Imagine that you’ve somehow found yourself on trial, mistakenly accused of some criminal act that you would never even think about committing. A guilty verdict will destroy your good name and send you away to a very bad place.
When the trial opens, the eager prosecutor lays out the case, an avalanche of seemingly damning—but, in actuality, entirely circumstantial—evidence. You stew at the defense table, aching for a chance to respond.
But before your moment arrives, the 12 jurors decide they’ve heard enough. With the trial still ongoing, they each cast early “guilty” verdicts. When you finally take the stand and prove—like a scene out of Matlock—that you’ve been wrongly accused, the jurors are all far away from the courtroom, back at their jobs or maybe just lounging around at home. You lose.
Welcome to the maddening world of early voting, a well-intentioned concept that has exploded in popularity while fundamentally undermining the fairness of elections. Its impact has never been more dramatic, and its consequences more far-reaching, than in this year’s Democratic presidential race.
It started in New Hampshire, where Hillary Clinton abruptly ended her post-Iowa freefall with a stunning two-point win over Barack Obama, a verdict that was—in part—a testament to the former first lady’s steely nerve and pluck.

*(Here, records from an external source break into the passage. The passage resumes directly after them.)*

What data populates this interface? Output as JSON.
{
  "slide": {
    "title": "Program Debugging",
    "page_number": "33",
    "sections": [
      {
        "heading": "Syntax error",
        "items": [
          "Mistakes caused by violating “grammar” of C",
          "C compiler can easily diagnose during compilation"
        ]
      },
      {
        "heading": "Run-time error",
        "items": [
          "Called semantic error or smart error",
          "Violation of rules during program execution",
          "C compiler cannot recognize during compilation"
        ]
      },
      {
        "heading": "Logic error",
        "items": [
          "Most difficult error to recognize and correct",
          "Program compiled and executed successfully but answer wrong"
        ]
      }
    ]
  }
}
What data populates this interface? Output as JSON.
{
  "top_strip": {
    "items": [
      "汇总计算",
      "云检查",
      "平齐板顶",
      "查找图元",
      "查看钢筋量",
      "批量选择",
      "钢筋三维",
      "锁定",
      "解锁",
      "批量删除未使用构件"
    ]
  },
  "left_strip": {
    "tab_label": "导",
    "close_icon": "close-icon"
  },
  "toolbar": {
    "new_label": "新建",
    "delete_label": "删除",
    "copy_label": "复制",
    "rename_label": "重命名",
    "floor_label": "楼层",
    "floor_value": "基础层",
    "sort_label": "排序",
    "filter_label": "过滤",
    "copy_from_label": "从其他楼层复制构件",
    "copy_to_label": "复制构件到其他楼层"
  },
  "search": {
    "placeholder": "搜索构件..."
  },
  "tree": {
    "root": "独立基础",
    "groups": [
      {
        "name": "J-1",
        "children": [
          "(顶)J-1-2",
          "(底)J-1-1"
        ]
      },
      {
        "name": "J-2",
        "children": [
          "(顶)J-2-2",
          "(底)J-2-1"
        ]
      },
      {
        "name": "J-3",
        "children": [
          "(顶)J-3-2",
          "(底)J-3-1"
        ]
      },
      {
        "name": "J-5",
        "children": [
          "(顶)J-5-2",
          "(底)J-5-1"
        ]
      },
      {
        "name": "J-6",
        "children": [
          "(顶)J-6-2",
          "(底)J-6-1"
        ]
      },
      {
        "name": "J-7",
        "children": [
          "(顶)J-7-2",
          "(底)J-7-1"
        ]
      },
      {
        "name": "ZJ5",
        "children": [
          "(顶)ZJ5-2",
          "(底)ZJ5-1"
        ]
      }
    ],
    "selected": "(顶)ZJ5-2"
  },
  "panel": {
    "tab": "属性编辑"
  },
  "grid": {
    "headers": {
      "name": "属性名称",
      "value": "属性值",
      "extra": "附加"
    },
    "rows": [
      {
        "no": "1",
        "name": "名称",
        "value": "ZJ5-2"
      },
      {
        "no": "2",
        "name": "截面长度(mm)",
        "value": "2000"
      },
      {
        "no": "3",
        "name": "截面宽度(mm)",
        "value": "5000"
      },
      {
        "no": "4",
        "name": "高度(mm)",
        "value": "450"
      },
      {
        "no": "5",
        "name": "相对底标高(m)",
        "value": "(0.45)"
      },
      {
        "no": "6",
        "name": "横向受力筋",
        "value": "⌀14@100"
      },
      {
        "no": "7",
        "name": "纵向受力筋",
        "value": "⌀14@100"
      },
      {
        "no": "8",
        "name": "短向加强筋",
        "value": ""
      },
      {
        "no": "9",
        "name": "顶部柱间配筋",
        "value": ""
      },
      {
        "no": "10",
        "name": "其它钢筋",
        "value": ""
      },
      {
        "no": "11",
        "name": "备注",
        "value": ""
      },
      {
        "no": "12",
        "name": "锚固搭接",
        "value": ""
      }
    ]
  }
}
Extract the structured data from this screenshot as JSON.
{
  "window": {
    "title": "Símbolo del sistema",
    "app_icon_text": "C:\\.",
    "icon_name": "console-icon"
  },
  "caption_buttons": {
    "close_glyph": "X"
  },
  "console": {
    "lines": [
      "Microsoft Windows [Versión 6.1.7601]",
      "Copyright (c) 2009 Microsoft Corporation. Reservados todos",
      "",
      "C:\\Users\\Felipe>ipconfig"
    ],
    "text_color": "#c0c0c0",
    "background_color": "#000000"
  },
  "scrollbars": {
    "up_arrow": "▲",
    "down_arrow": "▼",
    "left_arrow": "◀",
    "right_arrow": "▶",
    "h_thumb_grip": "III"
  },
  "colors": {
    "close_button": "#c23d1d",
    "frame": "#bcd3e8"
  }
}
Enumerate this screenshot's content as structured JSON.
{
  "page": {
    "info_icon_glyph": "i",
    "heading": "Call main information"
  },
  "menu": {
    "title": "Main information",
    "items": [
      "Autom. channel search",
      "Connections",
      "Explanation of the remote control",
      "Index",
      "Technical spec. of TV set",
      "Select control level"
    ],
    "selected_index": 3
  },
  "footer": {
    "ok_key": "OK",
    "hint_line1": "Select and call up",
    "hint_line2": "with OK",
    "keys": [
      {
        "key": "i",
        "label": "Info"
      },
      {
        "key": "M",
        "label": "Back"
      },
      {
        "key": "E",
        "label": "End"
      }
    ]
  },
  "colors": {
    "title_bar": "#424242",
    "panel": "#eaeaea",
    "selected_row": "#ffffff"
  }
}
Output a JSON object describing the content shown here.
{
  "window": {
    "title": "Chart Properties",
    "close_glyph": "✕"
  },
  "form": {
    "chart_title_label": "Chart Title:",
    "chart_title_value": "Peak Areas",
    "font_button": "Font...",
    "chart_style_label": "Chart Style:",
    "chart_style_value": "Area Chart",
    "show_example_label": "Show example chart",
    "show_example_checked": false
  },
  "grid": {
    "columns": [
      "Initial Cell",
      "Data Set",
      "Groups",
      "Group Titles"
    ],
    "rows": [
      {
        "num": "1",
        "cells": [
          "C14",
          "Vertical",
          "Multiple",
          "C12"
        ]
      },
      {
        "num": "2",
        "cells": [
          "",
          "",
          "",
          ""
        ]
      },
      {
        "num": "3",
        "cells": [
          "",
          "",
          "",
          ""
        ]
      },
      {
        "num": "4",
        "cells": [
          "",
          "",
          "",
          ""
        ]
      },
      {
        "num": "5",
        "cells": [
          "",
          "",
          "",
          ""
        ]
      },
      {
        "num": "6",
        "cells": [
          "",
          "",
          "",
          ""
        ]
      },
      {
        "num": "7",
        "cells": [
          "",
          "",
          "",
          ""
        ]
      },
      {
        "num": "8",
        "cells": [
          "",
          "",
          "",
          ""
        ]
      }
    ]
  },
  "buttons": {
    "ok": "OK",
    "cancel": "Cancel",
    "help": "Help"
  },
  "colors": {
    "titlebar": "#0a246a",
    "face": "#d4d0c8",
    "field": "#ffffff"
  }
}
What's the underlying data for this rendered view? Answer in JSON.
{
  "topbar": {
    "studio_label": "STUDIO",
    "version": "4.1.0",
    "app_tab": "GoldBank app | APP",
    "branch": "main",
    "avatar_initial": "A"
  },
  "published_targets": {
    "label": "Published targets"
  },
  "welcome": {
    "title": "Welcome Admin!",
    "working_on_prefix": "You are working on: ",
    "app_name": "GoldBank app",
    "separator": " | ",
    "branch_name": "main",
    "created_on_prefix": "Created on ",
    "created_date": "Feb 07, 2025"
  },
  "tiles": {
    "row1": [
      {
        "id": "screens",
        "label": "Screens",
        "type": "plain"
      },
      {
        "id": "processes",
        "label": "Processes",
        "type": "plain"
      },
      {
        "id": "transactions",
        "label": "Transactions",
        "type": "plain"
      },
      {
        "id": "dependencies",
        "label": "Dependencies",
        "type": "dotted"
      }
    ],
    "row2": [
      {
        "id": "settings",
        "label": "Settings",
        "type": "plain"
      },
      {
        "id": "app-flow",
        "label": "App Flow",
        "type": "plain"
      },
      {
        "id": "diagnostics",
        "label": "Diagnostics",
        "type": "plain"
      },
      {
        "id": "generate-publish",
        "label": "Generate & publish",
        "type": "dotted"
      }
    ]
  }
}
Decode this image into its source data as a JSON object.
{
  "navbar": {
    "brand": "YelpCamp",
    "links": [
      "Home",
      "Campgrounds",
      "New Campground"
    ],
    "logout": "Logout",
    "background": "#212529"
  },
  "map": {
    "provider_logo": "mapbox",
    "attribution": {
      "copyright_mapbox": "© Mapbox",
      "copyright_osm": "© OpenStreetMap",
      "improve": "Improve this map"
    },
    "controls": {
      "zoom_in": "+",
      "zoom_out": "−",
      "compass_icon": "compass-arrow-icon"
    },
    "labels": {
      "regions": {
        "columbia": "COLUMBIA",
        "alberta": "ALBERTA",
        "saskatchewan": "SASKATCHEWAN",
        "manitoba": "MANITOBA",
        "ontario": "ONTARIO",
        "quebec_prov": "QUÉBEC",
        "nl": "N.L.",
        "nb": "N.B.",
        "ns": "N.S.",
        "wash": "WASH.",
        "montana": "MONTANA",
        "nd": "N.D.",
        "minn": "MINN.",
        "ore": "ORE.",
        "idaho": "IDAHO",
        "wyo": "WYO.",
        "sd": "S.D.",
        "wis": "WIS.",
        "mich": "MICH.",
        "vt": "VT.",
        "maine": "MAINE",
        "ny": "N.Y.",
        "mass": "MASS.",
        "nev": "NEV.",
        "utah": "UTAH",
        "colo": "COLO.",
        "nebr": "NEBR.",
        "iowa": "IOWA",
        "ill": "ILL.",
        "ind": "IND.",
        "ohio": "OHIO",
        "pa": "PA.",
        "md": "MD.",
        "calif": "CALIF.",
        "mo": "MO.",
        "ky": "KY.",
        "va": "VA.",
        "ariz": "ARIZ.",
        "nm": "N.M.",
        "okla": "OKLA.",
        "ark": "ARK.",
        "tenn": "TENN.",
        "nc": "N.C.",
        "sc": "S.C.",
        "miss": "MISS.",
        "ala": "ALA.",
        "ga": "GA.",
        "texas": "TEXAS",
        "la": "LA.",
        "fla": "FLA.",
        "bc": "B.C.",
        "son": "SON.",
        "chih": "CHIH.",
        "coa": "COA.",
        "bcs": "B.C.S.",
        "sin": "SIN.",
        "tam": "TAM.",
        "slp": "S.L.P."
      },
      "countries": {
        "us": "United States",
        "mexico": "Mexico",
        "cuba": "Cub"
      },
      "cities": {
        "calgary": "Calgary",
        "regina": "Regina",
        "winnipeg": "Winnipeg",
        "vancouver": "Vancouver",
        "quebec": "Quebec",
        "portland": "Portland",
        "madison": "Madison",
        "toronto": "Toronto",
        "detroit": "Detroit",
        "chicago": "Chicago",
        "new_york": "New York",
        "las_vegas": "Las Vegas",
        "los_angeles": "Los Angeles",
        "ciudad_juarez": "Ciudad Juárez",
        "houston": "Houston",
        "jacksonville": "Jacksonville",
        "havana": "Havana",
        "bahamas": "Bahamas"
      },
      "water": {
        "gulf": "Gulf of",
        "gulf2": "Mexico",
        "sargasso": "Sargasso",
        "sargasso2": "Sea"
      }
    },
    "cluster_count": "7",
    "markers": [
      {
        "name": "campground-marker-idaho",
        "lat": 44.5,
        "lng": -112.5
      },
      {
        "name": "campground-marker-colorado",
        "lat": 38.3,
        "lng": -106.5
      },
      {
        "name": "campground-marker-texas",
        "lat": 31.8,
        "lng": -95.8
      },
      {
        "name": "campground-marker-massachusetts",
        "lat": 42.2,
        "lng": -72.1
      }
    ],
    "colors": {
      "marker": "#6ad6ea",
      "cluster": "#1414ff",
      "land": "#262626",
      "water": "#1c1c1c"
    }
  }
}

But it was also a powerful illustration of the impact of early voting. As Nick Clemons, Mrs. Clinton’s chief organizer in the state, later explained, a key element of the Clinton New Hampshire strategy involved pushing likely Clinton voters to cast absentee ballots a month before the primary—“to get their votes,” as Mr. Clemons put it, “before Iowa even happened.”
In effect, the campaign ended before Christmas for some New Hampshire voters, while the rest cast their ballots only after watching each candidate handle the stresses and challenges of the chaotic five-day sprint between Iowa and New Hampshire.
Maybe this made no difference at all—perhaps the early Clinton voters were so committed that nothing would have changed their minds. Or maybe it cost Mr. Obama, whose message gained newfound credibility with his victory in Iowa. You could even argue that it hurt Mrs. Clinton—that the early voters for other candidates might have been so moved by her performance in the final days of the New Hampshire campaign that they would have shifted their allegiance to her.
The point is that early voting meant that two different electorates made up their minds after watching two very different campaigns. This is a violation of the democratic spirit, which demands that all voters have access to the same basic information before rendering their judgments.
And New Hampshire is hardly the only—or the worst—problem.
In California, the crown jewel of the Clinton campaign’s Super Tuesday successes, polls showed Mr. Obama erasing what had been a stubborn yearlong gap in the final days of the campaign. Exit polls—which, admittedly, have not been too reliable of late—actually put him five points ahead on primary day.
But Mrs. Clinton won in a rout, by nearly 400,000 votes. Why? It probably had something to do with the two million early votes—half of all ballots cast statewide—some nearly a month before the actual primary. Those early votes were cast when Mrs. Clinton was still sitting on the lopsided lead in the state—one she’d held from the very beginning of the campaign.
Only when the primary approached did California’s poll numbers begin to fluctuate, indicating that voters were becoming more engaged and less responsive to mere name recognition. But it was too late: Mrs. Clinton had already won the race with early votes.
The same thing happened in Florida, where Mrs. Clinton scored a commanding 17-point victory over Mr. Obama, something she and her campaign haven’t stopped trumpeting. That result comes with numerous asterisks—Florida’s “outlaw” primary meant that Mr. Obama never campaigned or spent money in the state—but chief among them is the discrepancy between early votes and primary day results. One-quarter of Florida’s ballots were cast in advance of the primary, overwhelmingly for Mrs. Clinton, while exit polls showed a tight Clinton-Obama race on primary day.
Similar patterns have played out in Tennessee, New Jersey and Arizona, where late Obama charges were—at least in part—turned back by early voting. And who knows? Maybe Mrs. Clinton herself was a victim of early ballots in Illinois and Utah, Obama states that also allow rampant early voting.
Increasing voter participation is a worthy aim, and there are some common-sense steps—like holding elections on Saturdays and expanding the number of polling stations—that ought to be considered.
But it surely isn’t a healthy thing for an election to be decided weeks before the campaign is over.